Mientras caminaban por la acera, Bissett preguntó:
—¿Qué saca de todo esto?
—Bueno, según las evidencias, todo apunta a lo siguiente: Zaida escribió una nota a Kratz, diciéndole que se reuniera con ella en el Callejón del Chino. Él llegó allí antes que ella. Alguien… aparentemente Lepstein, estaba ya allí, y le mató. Zaida lo presenció, y huyó presa del pánico.

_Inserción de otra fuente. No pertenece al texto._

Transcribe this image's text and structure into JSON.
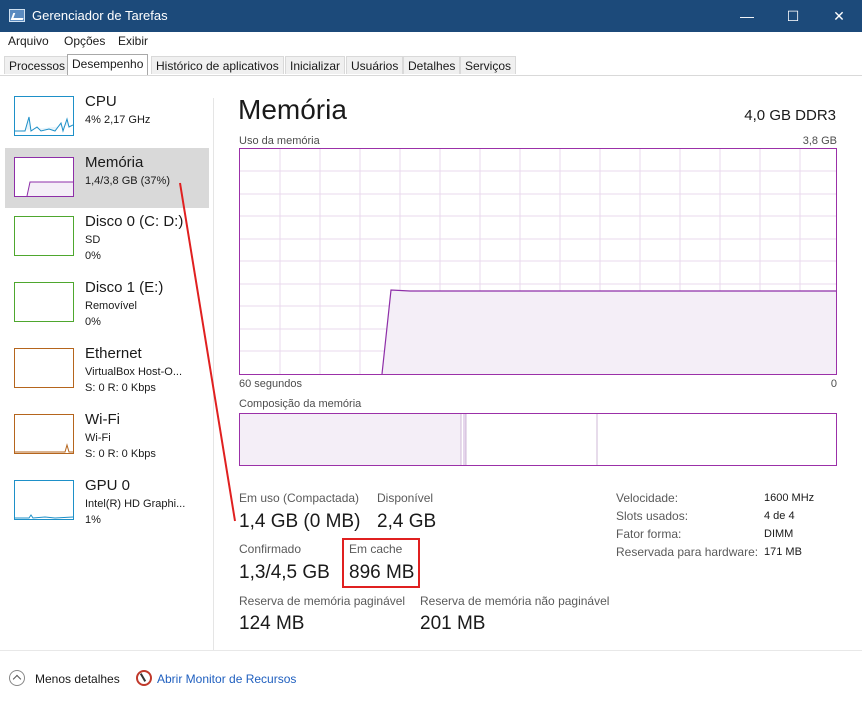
{
  "window": {
    "title": "Gerenciador de Tarefas",
    "controls": {
      "minimize": "—",
      "maximize": "☐",
      "close": "✕"
    }
  },
  "menu": [
    "Arquivo",
    "Opções",
    "Exibir"
  ],
  "tabs": [
    "Processos",
    "Desempenho",
    "Histórico de aplicativos",
    "Inicializar",
    "Usuários",
    "Detalhes",
    "Serviços"
  ],
  "sidebar": {
    "items": [
      {
        "title": "CPU",
        "line1": "4% 2,17 GHz",
        "line2": "",
        "color": "#1e90c8"
      },
      {
        "title": "Memória",
        "line1": "1,4/3,8 GB (37%)",
        "line2": "",
        "color": "#8e2ea8"
      },
      {
        "title": "Disco 0 (C: D:)",
        "line1": "SD",
        "line2": "0%",
        "color": "#4ea72e"
      },
      {
        "title": "Disco 1 (E:)",
        "line1": "Removível",
        "line2": "0%",
        "color": "#4ea72e"
      },
      {
        "title": "Ethernet",
        "line1": "VirtualBox Host-O...",
        "line2": "S: 0 R: 0 Kbps",
        "color": "#b5651d"
      },
      {
        "title": "Wi-Fi",
        "line1": "Wi-Fi",
        "line2": "S: 0 R: 0 Kbps",
        "color": "#b5651d"
      },
      {
        "title": "GPU 0",
        "line1": "Intel(R) HD Graphi...",
        "line2": "1%",
        "color": "#1e90c8"
      }
    ]
  },
  "main": {
    "title": "Memória",
    "spec": "4,0 GB DDR3",
    "usage_label": "Uso da memória",
    "usage_max": "3,8 GB",
    "time_label": "60 segundos",
    "time_end": "0",
    "composition_label": "Composição da memória",
    "stats": {
      "in_use_label": "Em uso (Compactada)",
      "in_use_value": "1,4 GB (0 MB)",
      "available_label": "Disponível",
      "available_value": "2,4 GB",
      "committed_label": "Confirmado",
      "committed_value": "1,3/4,5 GB",
      "cached_label": "Em cache",
      "cached_value": "896 MB",
      "paged_label": "Reserva de memória paginável",
      "paged_value": "124 MB",
      "nonpaged_label": "Reserva de memória não paginável",
      "nonpaged_value": "201 MB"
    },
    "details": [
      {
        "key": "Velocidade:",
        "value": "1600 MHz"
      },
      {
        "key": "Slots usados:",
        "value": "4 de 4"
      },
      {
        "key": "Fator forma:",
        "value": "DIMM"
      },
      {
        "key": "Reservada para hardware:",
        "value": "171 MB"
      }
    ]
  },
  "bottom": {
    "less_details": "Menos detalhes",
    "resource_monitor": "Abrir Monitor de Recursos"
  },
  "colors": {
    "memory": "#8e2ea8",
    "memory_fill": "#f4eef7",
    "annotation": "#e02020",
    "titlebar": "#1c4a7a"
  }
}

Luego Lepstein volvió a su oficina y se llevó, o destruyó, todos aquellos papeles que no quería que fueran encontrados, cogió el dinero de la caja fuerte y se marchó.
—Pero ¿por qué Zaida se quedó sentada durante media hora en el Gato Púrpura y le dijo a Tony que iba a encontrarse allí con Kratz, si la cita era en el Callejón del Chino?
—Hay cabos sueltos, es cierto —admitió Harrison—. Ahora, lo importante es encontrar a la doncella, y a Lepstein.
—¿Cómo piensa conseguirlo?
—Ese es uno de los secretos que no puedo compartir contigo… por ahora —gruñó Harrison.
—Okay —accedió Bissett—. Ya veré si, por mi parte, puedo encontrarles.
Mientras regresaba solo a comisaría, Harrison se detuvo en cierto pequeño establecimiento donde se vendían curiosidades. Se acercó al imperturbable celeste que había tras el mostrador, y le dijo:
—Weng, creo que Joe Lepstein se oculta en algún lugar de River Street. Encuéntrale.
El chino asintió con la cabeza. Harrison se acercó a un teléfono y llamó a comisaría.
—¿Alguna novedad?
La voz del jefe Hoolihan le respondió desde el otro lado:
—Algo hay. Acabamos de encontrar a Selda Méndez, flotando bajo un muelle del río. La han apuñalado.